Neural Embedding: Learning the Embedding of the Manifold of Physics Data
This addresses the challenge of extracting physically meaningful representations from complex high-dimensional datasets in collider physics, offering a novel quantification method for anomaly detection.
The paper tackles the problem of embedding physics data manifolds with metric structure into lower-dimensional Euclidean or hyperbolic spaces, demonstrating that this approach learns latent structure in simulated Large Hadron Collider collisions and provides the first viable solution to quantify model-agnostic anomaly detection search capability.

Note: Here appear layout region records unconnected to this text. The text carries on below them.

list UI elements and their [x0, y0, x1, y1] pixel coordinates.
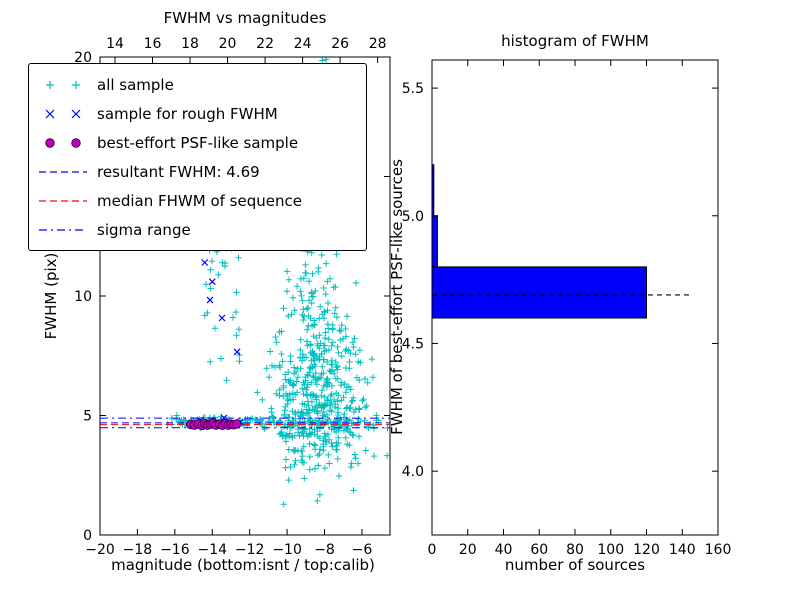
legend-item-psf-sample: best-effort PSF-like sample	[37, 128, 358, 157]
legend-marker-psf-sample	[37, 134, 89, 152]
legend-marker-glyph	[45, 109, 81, 118]
legend-item-rough-fwhm: sample for rough FWHM	[37, 99, 358, 128]
left-top-xtick-label: 16	[144, 36, 162, 52]
legend-label-rough-fwhm: sample for rough FWHM	[97, 104, 278, 123]
left-top-xtick-label: 26	[331, 36, 349, 52]
right-xtick-label: 0	[428, 542, 437, 558]
left-xtick-label: −14	[197, 542, 227, 558]
right-ytick-label: 4.0	[402, 464, 424, 480]
left-ytick-label: 5	[83, 409, 92, 425]
left-xtick-label: −12	[235, 542, 265, 558]
legend-marker-sigma-range	[37, 221, 89, 239]
psf-sample-point	[231, 419, 242, 429]
legend-marker-glyph	[39, 228, 87, 231]
left-plot-area: −20 −18 −16 −14 −12 −10 −8 −6 14 16 18 20 22 24 26 28 0 5…	[74, 36, 391, 558]
legend-marker-glyph	[39, 199, 87, 202]
legend-label-median-fhwm: median FHWM of sequence	[97, 191, 302, 210]
right-ytick-label: 5.0	[402, 209, 424, 225]
hist-bar	[431, 215, 438, 268]
legend-item-sigma-range: sigma range	[37, 215, 358, 244]
right-xtick-label: 100	[597, 542, 624, 558]
legend-item-median-fhwm: median FHWM of sequence	[37, 186, 358, 215]
legend-marker-rough-fwhm	[37, 105, 89, 123]
left-ytick-label: 20	[74, 50, 92, 66]
right-xtick-label: 20	[459, 542, 477, 558]
left-top-xtick-label: 18	[181, 36, 199, 52]
right-xtick-label: 140	[669, 542, 696, 558]
right-ytick-label: 4.5	[402, 336, 424, 352]
left-top-xtick-label: 24	[294, 36, 312, 52]
left-xtick-label: −8	[314, 542, 335, 558]
right-xtick-label: 60	[530, 542, 548, 558]
left-ytick-label: 10	[74, 289, 92, 305]
legend-item-resultant-fwhm: resultant FWHM: 4.69	[37, 157, 358, 186]
left-top-xtick-label: 14	[106, 36, 124, 52]
legend-marker-all-sample	[37, 76, 89, 94]
right-xtick-label: 80	[566, 542, 584, 558]
left-xtick-label: −6	[352, 542, 373, 558]
legend-label-psf-sample: best-effort PSF-like sample	[97, 133, 299, 152]
legend-label-all-sample: all sample	[97, 75, 174, 94]
left-ytick-label: 0	[83, 528, 92, 544]
right-xtick-label: 120	[633, 542, 660, 558]
left-xtick-label: −20	[85, 542, 115, 558]
left-plot-title: FWHM vs magnitudes	[164, 9, 327, 27]
right-xtick-label: 160	[705, 542, 732, 558]
legend-marker-glyph	[46, 80, 80, 89]
left-top-xtick-label: 20	[219, 36, 237, 52]
left-yaxis-label: FWHM (pix)	[42, 253, 60, 340]
legend-label-sigma-range: sigma range	[97, 220, 191, 239]
left-top-xtick-label: 28	[369, 36, 387, 52]
scatter-rough-fwhm	[196, 259, 244, 430]
right-yaxis-label: FWHM of best-effort PSF-like sources	[388, 159, 406, 435]
legend-marker-glyph	[39, 170, 87, 173]
left-xtick-label: −10	[272, 542, 302, 558]
right-plot-title: histogram of FWHM	[501, 32, 649, 50]
right-xaxis-label: number of sources	[505, 556, 645, 574]
legend-label-resultant-fwhm: resultant FWHM: 4.69	[97, 162, 260, 181]
legend-marker-glyph	[45, 137, 81, 148]
legend-marker-median-fhwm	[37, 192, 89, 210]
legend-item-all-sample: all sample	[37, 70, 358, 99]
legend-marker-resultant-fwhm	[37, 163, 89, 181]
hist-bar	[431, 266, 647, 319]
right-plot-area: 0 20 40 60 80 100 120 140 160 4.0 4.5 5.0 5.5	[402, 59, 732, 558]
left-xtick-label: −18	[123, 542, 153, 558]
left-xaxis-label: magnitude (bottom:isnt / top:calib)	[111, 556, 375, 574]
right-ytick-label: 5.5	[402, 81, 424, 97]
legend: all sample sample for rough FWHM best-ef…	[28, 63, 367, 251]
left-xtick-label: −16	[160, 542, 190, 558]
right-xtick-label: 40	[495, 542, 513, 558]
left-top-xtick-label: 22	[256, 36, 274, 52]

In this paper, we present a method of embedding physics data manifolds with metric structure into lower dimensional spaces with simpler metrics, such as Euclidean and Hyperbolic spaces. We then demonstrate that it can be a powerful step in the data analysis pipeline for many applications. Using progressively more realistic simulated collisions at the Large Hadron Collider, we show that this embedding approach learns the underlying latent structure. With the notion of volume in Euclidean spaces, we provide for the first time a viable solution to quantifying the true search capability of model agnostic search algorithms in collider physics (i.e. anomaly detection). Finally, we discuss how the ideas presented in this paper can be employed to solve many practical challenges that require the extraction of physically meaningful representations from information in complex high dimensional datasets.